The cost of supplemental life insurance depends on where you work. This is due in part to how insurers calculate group life prices. Insurance companies consider data about the group as a whole, such as the number of employees and their average age. This data is different for each company, so premiums can vary dramatically. This can work in your favor if you’re older or have a health condition. The group rate may be lower than if you buy your own coverage. However, if you’re young and healthy, the group rate may be more than what you would pay on the open market.
In general, rates for supplemental life insurance policies through work aren't locked in, which means premiums can increase with age.
If you buy standard term life insurance on the open market, the premiums are typically locked in for the duration of the policy, regardless of health conditions you might develop along the way. Therefore, if you’re younger, you might be better off buying life insurance through a private insurer and taking advantage of the lower, guaranteed rates.
In general, term life insurance is cheaper than permanent policies like whole life insurance and sufficient for most people.
Key factors to consider before buying supplemental life insurance
Many companies in the U.S. offer supplemental life insurance to their employees. But having the option to buy it doesn't always mean you should.
Where to buy: The ease of signing up through work and paying premiums out of your paycheck might be something you value. If you have an underlying health condition, it can be worthwhile to take advantage of supplemental coverage that’s guaranteed through work. On the flip side, if you’re young and healthy, you may be able to leverage your vitality and get a cheaper policy on your own.

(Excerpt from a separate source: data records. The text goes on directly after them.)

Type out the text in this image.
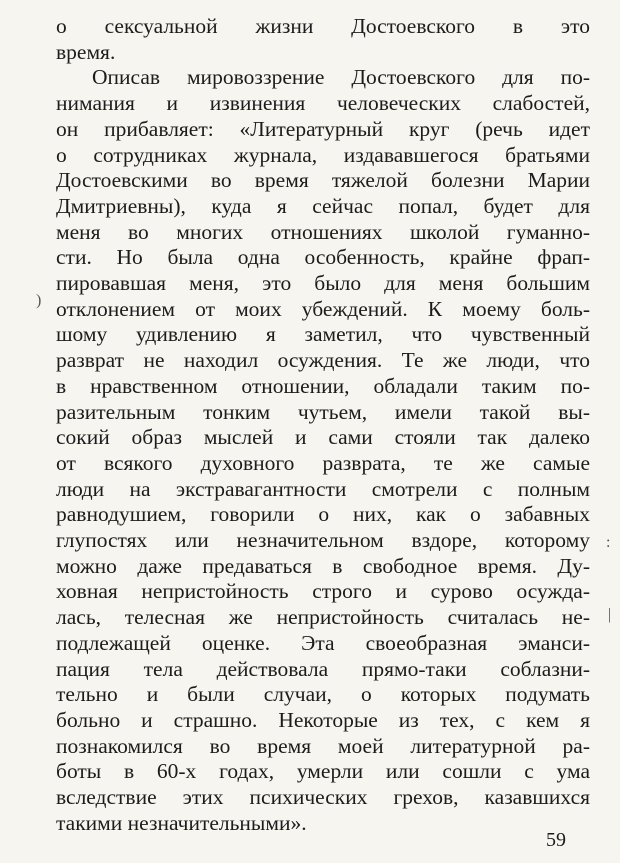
о сексуальной жизни Достоевского в это
время.
Описав мировоззрение Достоевского для по-
нимания и извинения человеческих слабостей,
он прибавляет: «Литературный круг (речь идет
о сотрудниках журнала, издававшегося братьями
Достоевскими во время тяжелой болезни Марии
Дмитриевны), куда я сейчас попал, будет для
меня во многих отношениях школой гуманно-
сти. Но была одна особенность, крайне фрап-
пировавшая меня, это было для меня большим
отклонением от моих убеждений. К моему боль-
шому удивлению я заметил, что чувственный
разврат не находил осуждения. Те же люди, что
в нравственном отношении, обладали таким по-
разительным тонким чутьем, имели такой вы-
сокий образ мыслей и сами стояли так далеко
от всякого духовного разврата, те же самые
люди на экстравагантности смотрели с полным
равнодушием, говорили о них, как о забавных
глупостях или незначительном вздоре, которому
можно даже предаваться в свободное время. Ду-
ховная непристойность строго и сурово осужда-
лась, телесная же непристойность считалась не-
подлежащей оценке. Эта своеобразная эманси-
пация тела действовала прямо-таки соблазни-
тельно и были случаи, о которых подумать
больно и страшно. Некоторые из тех, с кем я
познакомился во время моей литературной ра-
боты в 60-х годах, умерли или сошли с ума
вследствие этих психических грехов, казавшихся
такими незначительными».
59
)
:
|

Alternative options: Some employers offer supplemental whole life insurance policies in addition to the standard term options. If you’re looking for more substantial coverage, consider laddering your life insurance policies — buying multiple term life policies of different lengths — instead of purchasing one supplemental product. If you want specific features instead of more coverage, you may be able to upgrade your policy with riders, such as accelerated death benefits that let you take a partial payout from your policy if you become terminally ill.
Existing coverage: Review your existing policy before opting in to supplemental coverage. Your basic policy may already include AD&D, spouse or dependent life insurance at no cost to you.
Portability: Although basic life insurance through work is typically paid by your employer, you could lose your coverage if you leave your job. Purchasing your own life insurance policy, or one that allows you to take it with you, means you’re covered no matter where your career takes you.